The effects of chronic administration of acrylamide on sympathetic and sensory nerves were examined in the mesenteric artery of rabbits. The noradrenaline (NA) content of the artery was significantly decreased and the total contractile response to electrical field stimulation (4–64 Hz) markedly reduced in the acrylamide group. This was not due to an impairment of the contractility of the smooth muscle or to alterations in the postjunctional receptors. At 16 Hz, only the purinergic component of sympathetic cotransmission was significantly reduced by acrylamide.
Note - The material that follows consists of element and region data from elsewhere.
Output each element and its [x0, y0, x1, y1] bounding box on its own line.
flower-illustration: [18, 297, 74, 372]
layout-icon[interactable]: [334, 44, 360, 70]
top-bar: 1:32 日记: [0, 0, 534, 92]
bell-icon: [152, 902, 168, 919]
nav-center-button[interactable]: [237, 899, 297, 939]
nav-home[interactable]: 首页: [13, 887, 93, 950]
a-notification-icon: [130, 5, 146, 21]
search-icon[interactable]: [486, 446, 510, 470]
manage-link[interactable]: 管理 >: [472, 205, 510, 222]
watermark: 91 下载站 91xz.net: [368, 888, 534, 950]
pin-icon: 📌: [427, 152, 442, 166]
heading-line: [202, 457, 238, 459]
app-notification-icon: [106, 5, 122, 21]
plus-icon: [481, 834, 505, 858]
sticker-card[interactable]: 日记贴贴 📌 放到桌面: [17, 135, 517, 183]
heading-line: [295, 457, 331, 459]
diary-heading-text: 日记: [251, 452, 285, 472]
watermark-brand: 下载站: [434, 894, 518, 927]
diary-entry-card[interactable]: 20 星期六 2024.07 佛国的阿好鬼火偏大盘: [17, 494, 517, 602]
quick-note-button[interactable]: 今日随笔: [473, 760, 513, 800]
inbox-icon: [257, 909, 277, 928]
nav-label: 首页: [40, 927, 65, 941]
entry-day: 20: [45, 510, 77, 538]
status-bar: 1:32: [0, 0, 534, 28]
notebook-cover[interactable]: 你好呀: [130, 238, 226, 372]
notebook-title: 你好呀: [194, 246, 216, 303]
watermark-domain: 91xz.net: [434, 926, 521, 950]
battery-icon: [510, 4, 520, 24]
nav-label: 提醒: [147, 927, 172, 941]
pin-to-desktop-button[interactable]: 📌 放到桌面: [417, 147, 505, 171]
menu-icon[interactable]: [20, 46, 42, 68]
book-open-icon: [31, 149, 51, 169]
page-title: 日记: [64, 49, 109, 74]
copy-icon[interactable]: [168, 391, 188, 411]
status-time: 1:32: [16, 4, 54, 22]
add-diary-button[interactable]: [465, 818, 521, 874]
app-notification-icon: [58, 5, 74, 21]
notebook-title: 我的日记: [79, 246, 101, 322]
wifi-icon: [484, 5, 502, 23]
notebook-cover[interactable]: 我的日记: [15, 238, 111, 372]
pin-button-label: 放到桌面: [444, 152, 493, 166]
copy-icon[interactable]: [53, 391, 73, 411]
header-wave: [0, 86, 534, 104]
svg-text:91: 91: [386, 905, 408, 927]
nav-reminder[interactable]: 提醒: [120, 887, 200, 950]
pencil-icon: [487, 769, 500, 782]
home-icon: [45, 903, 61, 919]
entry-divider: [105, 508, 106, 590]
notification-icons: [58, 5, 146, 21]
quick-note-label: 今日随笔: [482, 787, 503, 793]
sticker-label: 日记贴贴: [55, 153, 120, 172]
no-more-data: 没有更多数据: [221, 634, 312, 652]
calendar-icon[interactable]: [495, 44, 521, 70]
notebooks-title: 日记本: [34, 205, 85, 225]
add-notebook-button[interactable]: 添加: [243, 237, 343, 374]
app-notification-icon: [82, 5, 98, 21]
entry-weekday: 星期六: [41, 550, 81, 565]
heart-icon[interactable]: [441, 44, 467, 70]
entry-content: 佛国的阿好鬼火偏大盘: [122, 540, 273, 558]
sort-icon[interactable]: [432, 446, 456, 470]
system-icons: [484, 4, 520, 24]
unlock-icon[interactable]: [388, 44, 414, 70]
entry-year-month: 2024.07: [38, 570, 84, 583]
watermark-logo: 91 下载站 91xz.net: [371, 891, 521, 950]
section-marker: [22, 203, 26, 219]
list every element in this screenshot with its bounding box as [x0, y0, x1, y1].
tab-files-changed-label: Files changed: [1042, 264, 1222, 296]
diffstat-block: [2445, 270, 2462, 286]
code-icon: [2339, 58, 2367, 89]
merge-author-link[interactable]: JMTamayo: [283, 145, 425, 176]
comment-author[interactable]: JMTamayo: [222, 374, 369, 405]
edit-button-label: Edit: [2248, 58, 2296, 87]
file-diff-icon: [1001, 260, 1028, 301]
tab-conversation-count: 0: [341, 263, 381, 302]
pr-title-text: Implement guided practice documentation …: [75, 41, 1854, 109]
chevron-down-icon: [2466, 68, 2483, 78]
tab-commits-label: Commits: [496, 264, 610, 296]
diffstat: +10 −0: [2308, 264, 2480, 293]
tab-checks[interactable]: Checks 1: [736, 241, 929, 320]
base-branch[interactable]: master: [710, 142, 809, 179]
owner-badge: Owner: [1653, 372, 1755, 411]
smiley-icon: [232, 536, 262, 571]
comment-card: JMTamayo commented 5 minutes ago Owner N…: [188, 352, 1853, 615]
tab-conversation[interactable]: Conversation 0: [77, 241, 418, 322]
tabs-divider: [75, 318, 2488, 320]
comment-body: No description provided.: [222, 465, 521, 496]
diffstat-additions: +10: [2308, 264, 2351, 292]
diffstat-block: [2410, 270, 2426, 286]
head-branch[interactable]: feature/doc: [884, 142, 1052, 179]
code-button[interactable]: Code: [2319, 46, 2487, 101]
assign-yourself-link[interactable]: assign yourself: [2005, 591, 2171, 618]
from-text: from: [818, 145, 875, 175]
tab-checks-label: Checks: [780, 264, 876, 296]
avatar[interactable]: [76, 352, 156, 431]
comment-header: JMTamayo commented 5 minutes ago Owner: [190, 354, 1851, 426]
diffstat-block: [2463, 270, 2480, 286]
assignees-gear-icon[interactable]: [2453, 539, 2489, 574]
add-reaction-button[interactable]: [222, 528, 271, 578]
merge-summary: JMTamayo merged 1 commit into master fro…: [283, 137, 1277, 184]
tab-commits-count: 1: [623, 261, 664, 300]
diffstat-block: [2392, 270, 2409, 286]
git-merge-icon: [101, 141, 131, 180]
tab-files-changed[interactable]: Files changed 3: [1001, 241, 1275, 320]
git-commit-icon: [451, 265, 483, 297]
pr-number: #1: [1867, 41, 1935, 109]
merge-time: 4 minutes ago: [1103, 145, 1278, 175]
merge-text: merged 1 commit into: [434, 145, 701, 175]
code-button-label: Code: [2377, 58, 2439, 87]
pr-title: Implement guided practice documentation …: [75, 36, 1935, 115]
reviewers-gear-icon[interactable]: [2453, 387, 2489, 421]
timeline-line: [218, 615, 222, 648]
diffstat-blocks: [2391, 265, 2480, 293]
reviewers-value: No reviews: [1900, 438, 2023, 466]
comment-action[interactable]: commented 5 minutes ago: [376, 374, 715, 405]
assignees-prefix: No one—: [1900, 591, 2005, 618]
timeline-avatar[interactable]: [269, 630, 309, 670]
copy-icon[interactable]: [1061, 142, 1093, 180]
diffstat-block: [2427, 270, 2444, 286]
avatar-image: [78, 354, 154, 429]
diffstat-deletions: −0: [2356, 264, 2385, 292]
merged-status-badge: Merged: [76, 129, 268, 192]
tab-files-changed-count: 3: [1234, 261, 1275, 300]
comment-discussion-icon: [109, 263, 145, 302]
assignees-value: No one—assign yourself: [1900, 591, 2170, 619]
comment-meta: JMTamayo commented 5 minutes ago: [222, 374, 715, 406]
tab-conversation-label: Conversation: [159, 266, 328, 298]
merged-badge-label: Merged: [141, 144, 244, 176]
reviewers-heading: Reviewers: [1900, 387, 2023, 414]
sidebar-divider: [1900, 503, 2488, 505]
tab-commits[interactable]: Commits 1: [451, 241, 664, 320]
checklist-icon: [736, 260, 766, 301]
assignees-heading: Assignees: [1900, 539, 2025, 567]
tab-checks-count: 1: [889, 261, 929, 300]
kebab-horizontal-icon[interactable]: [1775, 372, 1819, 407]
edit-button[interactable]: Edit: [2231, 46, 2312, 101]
At 64 Hz, both the purinergic and the adrenergic components were significantly decreased. Field stimulation of the artery pretreated with guanethidine and precontracted with NA produced a frequency-dependent relaxation which was prevented by capsaicin and thus mediated by perivascular sensory nerves. In contrast to its effects on sympathetic cotransmission, acrylamide resulted in a trend, although not significant, towards increased responses at each frequency studied (2–16 Hz). 2-Methylthio-ATP (2Mc-S-ATP) caused significantly greater relaxation following acrylamide treatment while vasodilator responses to calcitonin gene-related peptide and substance P were unchanged. It is concluded that, in addition to its known action in producing neuropathy in myelinated somatic motor and sensory nerves, acrylamide causes damage to unmyelinated perivascular sympathetic fibres. Purinergic mechanisms may be particularly susceptible to acrylamide since both the purinergic component of sympathetic vasoconstriction and the relaxation in response to 2Mc-S-ATP were affected by acrylamide treatment.